Nos bastidores da política acreana, insiste-se em vender a narrativa de que Mailza Gomes não seria candidata. A estratégia é clara: desidratar antes que a disputa comece oficialmente. Mas a política real não se sustenta em discurso, se sustenta em estrutura, articulação e base.
E nesse quesito, Mailza não é hipótese. É realidade.
O apoio do governo estadual, a presença consolidada em 17 prefeituras e a construção silenciosa de alianças mostram que sua candidatura não depende de grito, de bravata ou de enfrentamento performático. Depende de articulação. E isso está sendo feito.
A recente presença de Mailza ao lado do presidente nacional do seu partido, Ciro Nogueira, não foi um gesto protocolar. Foi um recado político. Em Brasília, gestos falam. E aquele gesto sinaliza firmeza partidária, alinhamento estratégico e respaldo nacional. Não se trata apenas de foto, trata-se de chancela.
Enquanto alguns apostam na política do confronto permanente, do aeroporto ao palanque, Mailza constrói de forma diferente. Não é do grito, não é da humilhação pública de aliados, não é da política da rasteira partidária. Seu perfil é institucional.
Mas é um erro interpretar serenidade como fragilidade.
Mailza tem estilo discreto, postura firme e senso de hierarquia política. Não tensiona desnecessariamente, mas também não recua quando precisa decidir.

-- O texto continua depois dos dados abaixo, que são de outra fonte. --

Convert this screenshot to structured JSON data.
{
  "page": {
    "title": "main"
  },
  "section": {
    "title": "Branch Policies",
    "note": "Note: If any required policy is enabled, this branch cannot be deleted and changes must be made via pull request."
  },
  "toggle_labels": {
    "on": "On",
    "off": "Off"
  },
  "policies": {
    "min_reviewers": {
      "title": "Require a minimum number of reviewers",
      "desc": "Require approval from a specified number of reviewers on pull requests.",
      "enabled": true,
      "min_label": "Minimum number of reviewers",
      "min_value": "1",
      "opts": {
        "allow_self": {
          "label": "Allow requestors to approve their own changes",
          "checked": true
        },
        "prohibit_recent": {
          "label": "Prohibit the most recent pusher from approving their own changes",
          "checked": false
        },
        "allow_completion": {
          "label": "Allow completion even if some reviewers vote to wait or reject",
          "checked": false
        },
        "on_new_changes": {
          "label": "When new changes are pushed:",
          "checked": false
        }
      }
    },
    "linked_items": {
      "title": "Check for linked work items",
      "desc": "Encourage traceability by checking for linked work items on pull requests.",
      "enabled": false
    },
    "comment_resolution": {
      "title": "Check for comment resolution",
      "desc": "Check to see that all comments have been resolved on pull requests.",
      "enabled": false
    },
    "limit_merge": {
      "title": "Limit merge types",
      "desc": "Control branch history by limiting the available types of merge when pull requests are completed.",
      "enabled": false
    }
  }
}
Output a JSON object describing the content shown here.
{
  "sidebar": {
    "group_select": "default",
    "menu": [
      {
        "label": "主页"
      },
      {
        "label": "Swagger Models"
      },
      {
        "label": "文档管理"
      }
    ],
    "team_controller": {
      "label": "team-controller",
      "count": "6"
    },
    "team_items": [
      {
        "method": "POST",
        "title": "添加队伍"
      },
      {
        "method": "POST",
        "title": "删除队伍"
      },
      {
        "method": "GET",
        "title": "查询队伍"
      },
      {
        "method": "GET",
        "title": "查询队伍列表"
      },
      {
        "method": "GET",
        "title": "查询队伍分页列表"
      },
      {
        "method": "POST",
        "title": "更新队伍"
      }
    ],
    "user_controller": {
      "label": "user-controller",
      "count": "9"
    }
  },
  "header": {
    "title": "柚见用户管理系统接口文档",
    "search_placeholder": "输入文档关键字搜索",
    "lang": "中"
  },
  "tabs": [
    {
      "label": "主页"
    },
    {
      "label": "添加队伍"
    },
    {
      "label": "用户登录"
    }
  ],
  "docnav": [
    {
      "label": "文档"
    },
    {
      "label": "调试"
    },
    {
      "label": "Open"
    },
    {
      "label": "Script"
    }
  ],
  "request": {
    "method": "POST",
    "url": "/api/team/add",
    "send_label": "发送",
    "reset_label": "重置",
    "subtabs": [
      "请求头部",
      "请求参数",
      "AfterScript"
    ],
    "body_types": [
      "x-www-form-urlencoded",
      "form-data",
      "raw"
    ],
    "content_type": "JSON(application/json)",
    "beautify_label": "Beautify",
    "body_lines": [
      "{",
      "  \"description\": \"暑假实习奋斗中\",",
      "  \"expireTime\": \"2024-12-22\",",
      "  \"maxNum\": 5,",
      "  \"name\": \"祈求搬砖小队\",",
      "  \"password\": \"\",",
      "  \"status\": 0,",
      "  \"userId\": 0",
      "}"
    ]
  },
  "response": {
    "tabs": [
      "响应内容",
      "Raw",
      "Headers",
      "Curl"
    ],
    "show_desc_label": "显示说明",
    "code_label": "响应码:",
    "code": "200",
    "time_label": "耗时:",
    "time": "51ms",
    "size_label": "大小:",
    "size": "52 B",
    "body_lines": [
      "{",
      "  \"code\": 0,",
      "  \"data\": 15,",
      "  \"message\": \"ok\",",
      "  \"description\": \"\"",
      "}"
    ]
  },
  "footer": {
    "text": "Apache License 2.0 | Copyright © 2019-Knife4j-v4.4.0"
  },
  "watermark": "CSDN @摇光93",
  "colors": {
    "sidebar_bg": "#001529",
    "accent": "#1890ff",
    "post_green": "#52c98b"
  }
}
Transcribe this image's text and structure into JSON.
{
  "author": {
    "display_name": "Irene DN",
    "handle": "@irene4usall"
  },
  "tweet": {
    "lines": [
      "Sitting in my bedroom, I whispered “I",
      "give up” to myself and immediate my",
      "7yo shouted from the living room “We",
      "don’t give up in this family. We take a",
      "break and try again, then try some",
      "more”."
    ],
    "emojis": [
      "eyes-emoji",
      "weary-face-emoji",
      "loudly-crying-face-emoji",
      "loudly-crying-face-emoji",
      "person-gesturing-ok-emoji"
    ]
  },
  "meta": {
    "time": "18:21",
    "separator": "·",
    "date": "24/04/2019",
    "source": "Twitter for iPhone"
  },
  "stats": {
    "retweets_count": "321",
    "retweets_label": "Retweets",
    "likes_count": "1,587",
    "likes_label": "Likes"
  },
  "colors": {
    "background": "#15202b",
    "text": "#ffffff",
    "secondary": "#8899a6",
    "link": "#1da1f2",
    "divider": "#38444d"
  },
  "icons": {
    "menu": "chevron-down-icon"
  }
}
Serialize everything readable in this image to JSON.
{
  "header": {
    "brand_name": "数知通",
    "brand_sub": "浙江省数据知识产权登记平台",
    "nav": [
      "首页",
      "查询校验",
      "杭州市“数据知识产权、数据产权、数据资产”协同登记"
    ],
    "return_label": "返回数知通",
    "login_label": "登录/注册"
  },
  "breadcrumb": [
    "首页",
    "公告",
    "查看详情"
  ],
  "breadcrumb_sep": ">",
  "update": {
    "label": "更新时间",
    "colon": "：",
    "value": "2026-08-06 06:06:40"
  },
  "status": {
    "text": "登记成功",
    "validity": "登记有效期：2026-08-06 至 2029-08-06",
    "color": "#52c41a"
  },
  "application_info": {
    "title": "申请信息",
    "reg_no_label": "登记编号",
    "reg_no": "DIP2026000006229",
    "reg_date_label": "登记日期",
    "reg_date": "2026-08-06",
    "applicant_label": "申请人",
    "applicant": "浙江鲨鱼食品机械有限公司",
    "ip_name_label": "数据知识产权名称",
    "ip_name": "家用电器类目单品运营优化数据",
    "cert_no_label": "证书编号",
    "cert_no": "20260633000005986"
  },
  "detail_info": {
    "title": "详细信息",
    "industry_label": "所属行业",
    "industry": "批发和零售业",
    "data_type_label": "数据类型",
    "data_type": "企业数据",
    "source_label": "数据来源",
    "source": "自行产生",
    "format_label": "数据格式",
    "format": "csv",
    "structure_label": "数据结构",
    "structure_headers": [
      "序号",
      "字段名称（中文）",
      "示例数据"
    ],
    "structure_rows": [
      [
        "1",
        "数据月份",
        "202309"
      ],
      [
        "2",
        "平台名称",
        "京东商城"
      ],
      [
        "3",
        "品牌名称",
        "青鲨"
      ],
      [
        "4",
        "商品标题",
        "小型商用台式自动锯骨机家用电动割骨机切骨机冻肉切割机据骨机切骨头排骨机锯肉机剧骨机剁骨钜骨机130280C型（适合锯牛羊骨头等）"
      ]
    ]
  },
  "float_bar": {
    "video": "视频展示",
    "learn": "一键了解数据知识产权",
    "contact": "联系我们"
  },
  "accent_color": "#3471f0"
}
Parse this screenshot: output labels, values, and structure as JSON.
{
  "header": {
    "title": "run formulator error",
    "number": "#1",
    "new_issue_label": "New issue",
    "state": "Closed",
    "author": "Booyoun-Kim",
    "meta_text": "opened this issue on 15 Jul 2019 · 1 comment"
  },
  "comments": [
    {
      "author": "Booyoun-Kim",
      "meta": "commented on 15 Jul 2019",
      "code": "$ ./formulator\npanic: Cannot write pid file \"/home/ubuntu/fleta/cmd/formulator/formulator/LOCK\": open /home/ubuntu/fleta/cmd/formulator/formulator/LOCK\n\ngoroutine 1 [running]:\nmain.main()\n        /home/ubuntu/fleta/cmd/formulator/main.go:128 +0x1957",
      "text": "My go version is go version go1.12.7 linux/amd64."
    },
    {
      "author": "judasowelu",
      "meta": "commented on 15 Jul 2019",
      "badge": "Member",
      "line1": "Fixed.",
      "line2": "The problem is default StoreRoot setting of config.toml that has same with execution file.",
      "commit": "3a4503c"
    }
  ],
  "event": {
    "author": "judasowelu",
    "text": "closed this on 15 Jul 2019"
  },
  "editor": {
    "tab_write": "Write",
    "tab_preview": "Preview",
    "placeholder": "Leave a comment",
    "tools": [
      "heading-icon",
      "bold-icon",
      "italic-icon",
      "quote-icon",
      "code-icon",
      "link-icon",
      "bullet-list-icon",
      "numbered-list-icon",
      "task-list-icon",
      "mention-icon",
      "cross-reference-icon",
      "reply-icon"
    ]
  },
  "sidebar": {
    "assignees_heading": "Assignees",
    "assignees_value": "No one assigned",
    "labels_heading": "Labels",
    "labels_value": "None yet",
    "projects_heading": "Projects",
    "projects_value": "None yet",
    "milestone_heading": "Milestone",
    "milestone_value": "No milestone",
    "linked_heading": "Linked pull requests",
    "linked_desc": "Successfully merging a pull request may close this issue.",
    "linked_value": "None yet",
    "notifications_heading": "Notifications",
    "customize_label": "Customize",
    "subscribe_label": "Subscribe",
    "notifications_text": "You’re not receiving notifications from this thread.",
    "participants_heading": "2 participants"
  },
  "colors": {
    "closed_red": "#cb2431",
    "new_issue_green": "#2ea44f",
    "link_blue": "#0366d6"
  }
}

Seu capital político não nasce da radicalização ideológica nem do extremismo retórico. Nasce da relação construída com prefeitos, lideranças municipais e da presença constante na base, agora somada ao respaldo claro da direção nacional do partido.
A disputa que se desenha no Acre não será apenas entre nomes. Será entre métodos.
De um lado, a política do enfrentamento e da polarização constante.
De outro, a política da articulação, da estrutura partidária consolidada e do diálogo institucional.
Reduzir Mailza a coadjuvante pode ser um erro estratégico dos adversários. Porque, enquanto tentam negar sua candidatura, ela organiza o terreno, local e nacionalmente.
E na política, quem organiza antes, larga na frente.